Endoscopy (Fibergastroscopy) – This is where a thin lighted tube (endoscope) is inserted through the mouth (after the throat has been numbed with anesthetic spray), the esophagus, and into the stomach region. The endoscope is capable of detecting early gastric cancer, together with benign (non cancerous) and malignant (cancerous) ulcers, and the different types of gastric cancers. The endoscope also has a tool attached to it that is capable of taking tissue samples from the stomach which can then be analyzed.
X-ray – Generally, an X-ray will be able to show if the cancerous cells are confined to the mucosa (top layer of cells of the stomach), and the submucosa (thin layer of muscle of the stomach below the lamina propria [layer of connective tissue]) in early stage stomach cancer by using electromagnetic radiation. X-rays are commonly used in the diagnosis of many types of cancers.
Computed Tomography (CT Scan) – A widely used high-resolution three-dimensional imaging scanner that uses X-rays to create cross-sectional images of the inside of a patients stomach; showing whether the gastric wall has been invaded by cancerous cells or not. The CT scan may also be used to show whether the cancer has metastasized through the blood channels.
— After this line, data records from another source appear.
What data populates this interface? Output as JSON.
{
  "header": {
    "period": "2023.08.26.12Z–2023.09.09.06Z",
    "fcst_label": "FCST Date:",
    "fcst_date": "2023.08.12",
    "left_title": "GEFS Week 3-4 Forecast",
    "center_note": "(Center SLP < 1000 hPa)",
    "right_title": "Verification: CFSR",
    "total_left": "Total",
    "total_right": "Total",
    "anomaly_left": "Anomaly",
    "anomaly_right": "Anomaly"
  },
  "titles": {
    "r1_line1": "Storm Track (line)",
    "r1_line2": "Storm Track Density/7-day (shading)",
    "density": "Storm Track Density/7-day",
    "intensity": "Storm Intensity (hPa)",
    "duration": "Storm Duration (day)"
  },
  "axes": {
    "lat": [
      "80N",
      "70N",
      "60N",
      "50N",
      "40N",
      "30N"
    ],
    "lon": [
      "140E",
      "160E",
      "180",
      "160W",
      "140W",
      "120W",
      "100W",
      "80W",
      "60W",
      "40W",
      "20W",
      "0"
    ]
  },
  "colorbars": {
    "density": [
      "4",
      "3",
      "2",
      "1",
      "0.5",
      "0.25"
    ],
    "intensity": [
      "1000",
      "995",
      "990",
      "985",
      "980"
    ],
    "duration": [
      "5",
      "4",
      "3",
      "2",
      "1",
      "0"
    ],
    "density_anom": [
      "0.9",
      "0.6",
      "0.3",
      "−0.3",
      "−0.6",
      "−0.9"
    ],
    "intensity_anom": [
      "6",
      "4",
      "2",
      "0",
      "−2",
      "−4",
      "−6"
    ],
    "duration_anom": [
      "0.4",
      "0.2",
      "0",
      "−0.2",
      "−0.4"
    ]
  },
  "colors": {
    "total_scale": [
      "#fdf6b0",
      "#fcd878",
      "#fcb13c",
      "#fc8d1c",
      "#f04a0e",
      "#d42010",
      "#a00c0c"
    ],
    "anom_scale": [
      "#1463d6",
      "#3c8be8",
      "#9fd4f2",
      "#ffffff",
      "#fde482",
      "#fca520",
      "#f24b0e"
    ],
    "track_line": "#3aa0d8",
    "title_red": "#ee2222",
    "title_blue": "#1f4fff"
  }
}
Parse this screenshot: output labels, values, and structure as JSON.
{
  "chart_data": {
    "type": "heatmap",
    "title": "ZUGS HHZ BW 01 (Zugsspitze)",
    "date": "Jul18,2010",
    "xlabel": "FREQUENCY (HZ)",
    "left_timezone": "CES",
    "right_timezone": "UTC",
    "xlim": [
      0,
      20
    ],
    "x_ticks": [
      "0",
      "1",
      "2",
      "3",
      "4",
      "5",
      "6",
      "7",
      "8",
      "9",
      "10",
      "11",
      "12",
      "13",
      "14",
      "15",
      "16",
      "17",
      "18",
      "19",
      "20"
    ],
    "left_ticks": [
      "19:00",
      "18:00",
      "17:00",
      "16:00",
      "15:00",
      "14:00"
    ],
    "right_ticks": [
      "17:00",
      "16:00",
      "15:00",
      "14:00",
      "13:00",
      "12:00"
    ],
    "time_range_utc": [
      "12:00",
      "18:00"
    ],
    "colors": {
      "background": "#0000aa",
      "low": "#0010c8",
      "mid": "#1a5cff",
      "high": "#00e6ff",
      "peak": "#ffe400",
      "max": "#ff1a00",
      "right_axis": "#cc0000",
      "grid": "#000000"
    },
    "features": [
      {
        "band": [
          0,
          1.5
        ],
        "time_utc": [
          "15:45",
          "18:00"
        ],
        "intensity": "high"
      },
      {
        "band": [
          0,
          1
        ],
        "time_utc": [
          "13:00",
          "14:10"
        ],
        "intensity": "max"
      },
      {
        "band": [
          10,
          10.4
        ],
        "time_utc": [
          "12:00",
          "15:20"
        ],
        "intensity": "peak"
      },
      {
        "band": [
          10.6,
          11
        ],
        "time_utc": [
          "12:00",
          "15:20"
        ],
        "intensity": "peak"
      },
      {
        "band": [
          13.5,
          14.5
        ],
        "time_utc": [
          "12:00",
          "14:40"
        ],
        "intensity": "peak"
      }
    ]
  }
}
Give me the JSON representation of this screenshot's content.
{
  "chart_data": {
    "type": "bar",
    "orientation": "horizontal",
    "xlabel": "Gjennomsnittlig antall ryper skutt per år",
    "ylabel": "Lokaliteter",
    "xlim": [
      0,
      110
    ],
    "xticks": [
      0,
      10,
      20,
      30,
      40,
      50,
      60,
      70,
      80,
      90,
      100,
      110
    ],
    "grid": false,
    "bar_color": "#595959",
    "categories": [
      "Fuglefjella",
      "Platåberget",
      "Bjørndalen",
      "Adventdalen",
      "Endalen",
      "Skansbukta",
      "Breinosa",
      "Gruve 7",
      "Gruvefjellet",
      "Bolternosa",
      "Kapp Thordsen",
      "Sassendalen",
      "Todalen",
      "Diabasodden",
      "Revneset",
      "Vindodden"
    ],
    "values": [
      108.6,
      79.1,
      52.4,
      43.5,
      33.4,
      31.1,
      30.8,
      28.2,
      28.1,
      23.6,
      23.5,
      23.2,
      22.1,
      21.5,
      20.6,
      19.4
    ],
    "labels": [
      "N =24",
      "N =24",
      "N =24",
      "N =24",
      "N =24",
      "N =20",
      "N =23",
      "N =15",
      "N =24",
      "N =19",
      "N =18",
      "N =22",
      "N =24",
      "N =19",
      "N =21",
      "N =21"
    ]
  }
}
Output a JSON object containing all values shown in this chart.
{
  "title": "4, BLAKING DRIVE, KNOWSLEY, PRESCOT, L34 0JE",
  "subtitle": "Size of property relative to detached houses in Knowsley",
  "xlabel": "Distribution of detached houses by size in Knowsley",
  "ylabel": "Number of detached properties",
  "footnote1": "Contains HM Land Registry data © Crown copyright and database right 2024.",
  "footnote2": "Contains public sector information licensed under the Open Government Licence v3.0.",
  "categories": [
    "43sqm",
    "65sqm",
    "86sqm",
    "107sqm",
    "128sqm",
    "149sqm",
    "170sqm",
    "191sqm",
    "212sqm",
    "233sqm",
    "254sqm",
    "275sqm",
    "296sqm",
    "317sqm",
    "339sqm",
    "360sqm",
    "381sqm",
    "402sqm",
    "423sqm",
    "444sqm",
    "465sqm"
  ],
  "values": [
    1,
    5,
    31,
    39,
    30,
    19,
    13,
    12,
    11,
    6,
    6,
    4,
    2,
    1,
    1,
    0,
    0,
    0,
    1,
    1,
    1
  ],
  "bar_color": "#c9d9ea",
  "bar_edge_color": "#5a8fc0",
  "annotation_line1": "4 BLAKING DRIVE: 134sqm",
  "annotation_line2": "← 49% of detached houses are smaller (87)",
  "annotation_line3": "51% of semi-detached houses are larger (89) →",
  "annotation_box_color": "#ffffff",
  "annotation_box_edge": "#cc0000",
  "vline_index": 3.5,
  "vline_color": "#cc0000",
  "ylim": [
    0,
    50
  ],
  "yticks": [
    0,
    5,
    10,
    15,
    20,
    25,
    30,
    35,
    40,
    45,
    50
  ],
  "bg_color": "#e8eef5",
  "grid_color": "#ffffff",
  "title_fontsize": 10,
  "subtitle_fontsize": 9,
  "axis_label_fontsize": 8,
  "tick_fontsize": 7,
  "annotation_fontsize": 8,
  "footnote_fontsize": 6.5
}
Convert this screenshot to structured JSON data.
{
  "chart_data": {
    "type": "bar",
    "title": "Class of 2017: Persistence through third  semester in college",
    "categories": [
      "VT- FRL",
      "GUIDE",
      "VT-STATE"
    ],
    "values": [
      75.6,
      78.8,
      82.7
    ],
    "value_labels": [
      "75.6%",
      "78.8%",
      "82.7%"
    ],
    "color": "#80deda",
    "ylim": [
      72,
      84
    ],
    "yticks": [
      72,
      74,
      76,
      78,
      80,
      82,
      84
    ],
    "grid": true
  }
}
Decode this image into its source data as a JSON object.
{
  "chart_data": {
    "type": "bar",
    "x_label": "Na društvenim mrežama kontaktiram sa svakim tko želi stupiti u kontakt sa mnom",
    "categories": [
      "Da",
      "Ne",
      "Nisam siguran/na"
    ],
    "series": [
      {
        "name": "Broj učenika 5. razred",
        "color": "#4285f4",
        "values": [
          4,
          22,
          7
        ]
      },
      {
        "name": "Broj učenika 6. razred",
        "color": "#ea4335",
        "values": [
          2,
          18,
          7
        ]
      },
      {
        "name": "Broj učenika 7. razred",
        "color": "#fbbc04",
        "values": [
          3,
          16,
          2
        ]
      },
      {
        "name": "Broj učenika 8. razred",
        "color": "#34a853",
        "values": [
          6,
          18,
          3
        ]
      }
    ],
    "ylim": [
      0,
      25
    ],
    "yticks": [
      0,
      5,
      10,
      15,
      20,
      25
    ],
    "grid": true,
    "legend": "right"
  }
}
Endoscopic Ultrasound – Used to diagnose the TNM staging of stomach cancer by sending sound waves that bounce off the stomach tissue and other organs. These sound waves are then converted by a computer into detailed images showing the layers of the stomach from the echoes caused. The images detail how much the stomach has been invaded by the cancer and to what degree.
Laparoscopy – This is where a surgeon makes a tiny incision in the abdomen and inserts a laparoscope (a small lighted tube) to take tissue samples, or to remove lymph nodes. This will give the gastroenterologist a precise staging of the cancer. Once the correct staging has been diagnosed, an adequate treatment plan may be offered.